Shane Warne was banned from cricket for a year on this day in 2003, ruling him out of the World Cup, after he tested positive for banned diuretics.
Warne accused the Australian Cricket Board’s drugs tribunal of bowing to “anti-doping hysteria” after they handed him a 12-month suspension for using a prohibited substance as a masking agent.
The then 33-year-old came out fighting after Queensland judge Glen Williams QC announced the three-man panel had found him guilty of breaching the ACB’s drugs code.
The verdict came as a body blow for the leg-spinner, who had insisted from the outset that the fluid tablet he took from his mother was purely to make him look good in front of the television cameras.
The tribunal decided that defence did not constitute “exceptional circumstances” – which would have justified dismissing the charge under ACB policy – and therefore found him guilty.

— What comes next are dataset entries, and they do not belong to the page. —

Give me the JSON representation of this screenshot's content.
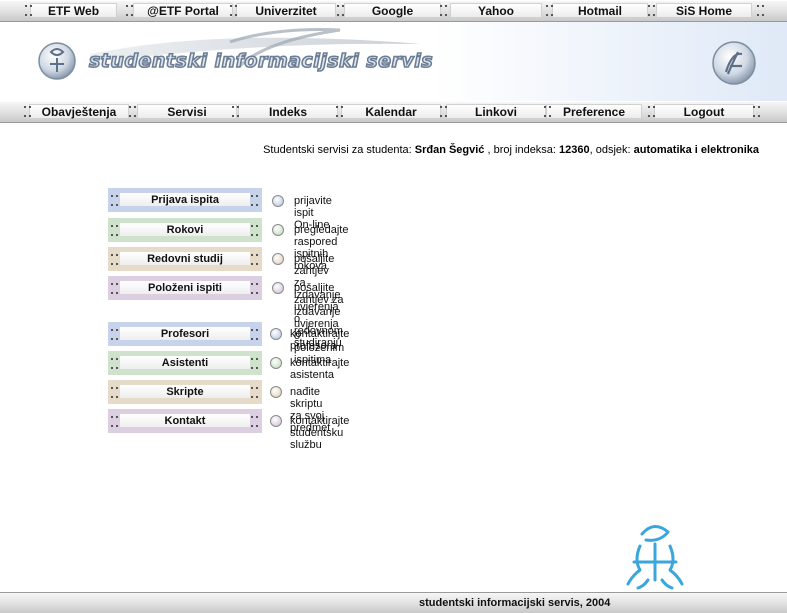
{
  "top_nav": [
    "ETF Web",
    "@ETF Portal",
    "Univerzitet",
    "Google",
    "Yahoo",
    "Hotmail",
    "SiS Home"
  ],
  "header": {
    "logo_text": "studentski informacijski servis"
  },
  "main_nav": [
    "Obavještenja",
    "Servisi",
    "Indeks",
    "Kalendar",
    "Linkovi",
    "Preference",
    "Logout"
  ],
  "student_info": {
    "prefix": "Studentski servisi za studenta:",
    "name": "Srđan Šegvić",
    "index_label": ", broj indeksa:",
    "index": "12360",
    "dept_label": ", odsjek:",
    "dept": "automatika i elektronika"
  },
  "menu_group1": [
    {
      "label": "Prijava ispita",
      "desc": "prijavite ispit On-line",
      "color": "#c7d3ea"
    },
    {
      "label": "Rokovi",
      "desc": "pregledajte raspored ispitnih rokova",
      "color": "#cfe3cc"
    },
    {
      "label": "Redovni studij",
      "desc": "pošaljite zahtjev za izdavanje uvjerenja o redovnom studiranju",
      "color": "#e6dac8"
    },
    {
      "label": "Položeni ispiti",
      "desc": "pošaljite zahtjev za izdavanje uvjerenja o položenim ispitima",
      "color": "#dccfe2"
    }
  ],
  "menu_group2": [
    {
      "label": "Profesori",
      "desc": "kontaktirajte profesora",
      "color": "#c7d3ea"
    },
    {
      "label": "Asistenti",
      "desc": "kontaktirajte asistenta",
      "color": "#cfe3cc"
    },
    {
      "label": "Skripte",
      "desc": "nađite skriptu za svoj predmet",
      "color": "#e6dac8"
    },
    {
      "label": "Kontakt",
      "desc": "kontaktirajte studentsku službu",
      "color": "#dccfe2"
    }
  ],
  "footer": {
    "text": "studentski informacijski servis, 2004"
  }
}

“I would like to say I am absolutely devastated and very upset at the committee’s decision to suspend me for 12 months and I will appeal,” Warne said.
“I feel I am a victim of the anti-doping hysteria. I also want to repeat that I have never taken any performance-enhancing drugs and never will.
“I feel a 12-month suspension is a very harsh penalty for not checking what I took with anyone. Playing for Australia and Victoria is my love. I would never knowingly put that in jeopardy. I love playing cricket too much.”
Diuretics are commonly used to aid weight loss by ridding the body of any excess fluids but are banned in sport because they can mask the detection of steroids in the system.
Warne’s mother Brigitte gave him the Moduretic before he went in front of the cameras to tell the world of his decision to retire from one-day international cricket after the World Cup.
Warne returned to cricket following his ban and took over 1,000 wickets in Tests and one-day internationals across his career before retiring from international cricket in January 2007.